You can give the bead surface a good heating, and with the hair thin stringer, you can just heat one end of the stringer to attach and then just kind of "stick it" to the bead surface in straight lines and then melt it in WAY out at the end of the flame.

Firebug
2007-11-18, 7:24am
Some folks encase their stringer with clear or another transparent color. This makes a thicker stringer, but when applied and melted in, gives the appearance of very thin stringer because all you see is the stringer and the clear has melted and blended into the base bead.

Hope this makes sense! Corina's book explains how to encase stringer if you've never done it.

Cheers
Kathy

SuzyQ
2007-11-18, 8:40am
With the uber fine it is also important to move the bead and not the stringer. Think about the bead being your heat source to melt the stringer instead of the flame.

KEW
2007-11-18, 9:38am
I can never even hold the darn fine stinger without it breaking in my hand! Usually just as I am about to or have placed it on the bead. Think I'm tense or something?

scoutycat
2007-11-18, 9:48am
I do that too, KEW. There's so much to think about, I get concentrating on where the bead, stringer & heat is and then the stringer snaps @@ argh! lol ppp I guess...

Karen Hardy
2007-11-18, 10:24am
My favorite "trick" is to NOT use superfine stringers.
Use regular sized stringers.

Heat the tip of the stringer to form a small blob and
touch it to the bead.

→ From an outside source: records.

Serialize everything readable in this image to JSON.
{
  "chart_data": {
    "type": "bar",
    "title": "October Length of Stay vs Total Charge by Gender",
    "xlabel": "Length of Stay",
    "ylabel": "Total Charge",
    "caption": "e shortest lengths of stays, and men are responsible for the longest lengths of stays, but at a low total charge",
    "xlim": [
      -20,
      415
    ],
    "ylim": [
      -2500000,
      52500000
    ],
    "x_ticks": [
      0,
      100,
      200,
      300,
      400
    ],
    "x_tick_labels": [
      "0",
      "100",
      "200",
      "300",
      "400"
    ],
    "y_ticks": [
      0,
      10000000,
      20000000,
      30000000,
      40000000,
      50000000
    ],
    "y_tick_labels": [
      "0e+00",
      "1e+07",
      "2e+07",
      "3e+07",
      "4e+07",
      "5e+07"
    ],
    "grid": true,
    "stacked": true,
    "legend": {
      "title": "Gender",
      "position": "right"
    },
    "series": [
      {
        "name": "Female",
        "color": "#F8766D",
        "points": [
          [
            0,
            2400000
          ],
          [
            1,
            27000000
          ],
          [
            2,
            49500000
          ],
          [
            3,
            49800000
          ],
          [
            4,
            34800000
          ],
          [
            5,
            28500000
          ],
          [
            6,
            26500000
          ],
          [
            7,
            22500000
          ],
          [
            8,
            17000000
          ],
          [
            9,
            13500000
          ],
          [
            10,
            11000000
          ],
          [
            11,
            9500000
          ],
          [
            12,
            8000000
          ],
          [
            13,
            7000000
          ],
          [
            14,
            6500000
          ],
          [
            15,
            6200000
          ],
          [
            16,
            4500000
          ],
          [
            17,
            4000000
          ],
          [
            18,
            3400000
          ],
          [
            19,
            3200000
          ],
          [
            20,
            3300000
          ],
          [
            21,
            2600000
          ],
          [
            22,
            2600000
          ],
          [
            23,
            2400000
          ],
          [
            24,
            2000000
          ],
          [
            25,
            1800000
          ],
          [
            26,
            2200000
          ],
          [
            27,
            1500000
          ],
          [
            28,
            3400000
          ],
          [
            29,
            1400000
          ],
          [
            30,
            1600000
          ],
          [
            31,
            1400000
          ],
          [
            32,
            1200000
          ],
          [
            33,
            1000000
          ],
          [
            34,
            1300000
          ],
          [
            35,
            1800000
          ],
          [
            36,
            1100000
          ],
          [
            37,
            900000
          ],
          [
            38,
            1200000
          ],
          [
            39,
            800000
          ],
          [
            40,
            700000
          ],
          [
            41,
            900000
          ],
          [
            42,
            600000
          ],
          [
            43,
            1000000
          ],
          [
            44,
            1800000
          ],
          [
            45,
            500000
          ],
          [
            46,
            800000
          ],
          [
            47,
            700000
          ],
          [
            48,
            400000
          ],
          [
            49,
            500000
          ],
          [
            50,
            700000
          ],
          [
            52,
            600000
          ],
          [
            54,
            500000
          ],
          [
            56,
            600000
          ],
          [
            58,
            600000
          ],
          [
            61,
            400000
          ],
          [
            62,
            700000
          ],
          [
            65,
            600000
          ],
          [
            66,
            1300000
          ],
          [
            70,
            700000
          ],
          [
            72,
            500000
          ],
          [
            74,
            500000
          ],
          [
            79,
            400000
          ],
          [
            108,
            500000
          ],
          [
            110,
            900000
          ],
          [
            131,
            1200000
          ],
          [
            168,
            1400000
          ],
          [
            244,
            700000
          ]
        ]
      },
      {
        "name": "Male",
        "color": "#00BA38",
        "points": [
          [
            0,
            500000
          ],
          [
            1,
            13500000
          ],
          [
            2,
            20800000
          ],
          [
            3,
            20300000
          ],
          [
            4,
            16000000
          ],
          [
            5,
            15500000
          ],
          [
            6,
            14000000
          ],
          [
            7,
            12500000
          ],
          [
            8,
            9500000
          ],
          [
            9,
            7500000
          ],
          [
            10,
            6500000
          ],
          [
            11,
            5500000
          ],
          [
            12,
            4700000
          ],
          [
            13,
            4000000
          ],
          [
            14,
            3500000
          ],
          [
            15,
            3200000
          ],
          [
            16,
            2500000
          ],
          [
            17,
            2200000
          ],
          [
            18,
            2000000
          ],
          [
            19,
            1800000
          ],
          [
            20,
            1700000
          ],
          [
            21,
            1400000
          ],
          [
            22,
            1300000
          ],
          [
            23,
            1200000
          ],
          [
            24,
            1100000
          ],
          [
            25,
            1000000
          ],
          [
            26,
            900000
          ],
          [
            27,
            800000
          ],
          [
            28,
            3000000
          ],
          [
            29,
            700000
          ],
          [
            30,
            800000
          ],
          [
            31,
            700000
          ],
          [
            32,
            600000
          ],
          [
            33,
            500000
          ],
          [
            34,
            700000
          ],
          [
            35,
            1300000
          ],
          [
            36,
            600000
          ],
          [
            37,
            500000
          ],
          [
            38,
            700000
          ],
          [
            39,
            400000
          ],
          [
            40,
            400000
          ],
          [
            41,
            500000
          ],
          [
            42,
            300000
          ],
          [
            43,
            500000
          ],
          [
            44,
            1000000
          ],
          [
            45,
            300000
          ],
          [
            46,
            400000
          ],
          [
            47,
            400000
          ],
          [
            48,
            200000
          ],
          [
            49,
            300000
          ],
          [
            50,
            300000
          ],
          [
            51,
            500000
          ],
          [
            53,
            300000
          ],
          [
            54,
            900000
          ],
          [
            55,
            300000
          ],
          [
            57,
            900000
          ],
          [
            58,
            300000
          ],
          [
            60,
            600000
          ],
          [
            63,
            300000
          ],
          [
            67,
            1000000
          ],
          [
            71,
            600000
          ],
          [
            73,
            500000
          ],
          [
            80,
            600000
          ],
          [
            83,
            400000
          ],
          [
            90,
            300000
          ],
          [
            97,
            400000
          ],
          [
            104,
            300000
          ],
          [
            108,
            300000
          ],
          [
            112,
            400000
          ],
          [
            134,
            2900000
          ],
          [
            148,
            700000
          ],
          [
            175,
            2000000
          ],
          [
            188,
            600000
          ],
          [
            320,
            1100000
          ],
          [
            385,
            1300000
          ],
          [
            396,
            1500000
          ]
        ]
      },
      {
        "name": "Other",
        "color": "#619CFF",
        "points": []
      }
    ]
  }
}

Then instead of "laying" it down, you
PULL the stringer and it BECOMES a superfine stringer.
You lay THAT down and you have superfine straight lines.

Obviously, this has to be done fairly quickly, since the thin
stringers cool fast and you have to pull them and lay them down
while they are still molten and the bead is still hot enough to stick.
Practice, practice, practice.
Try doing it on a plain bead using stringers of different colors
for a while till you get the hang of it.

lindag
2007-11-18, 10:32am
Karen, I do that too or sometimes I will attach the blob to the mandrel near the bead and then pull the stringer over the bead.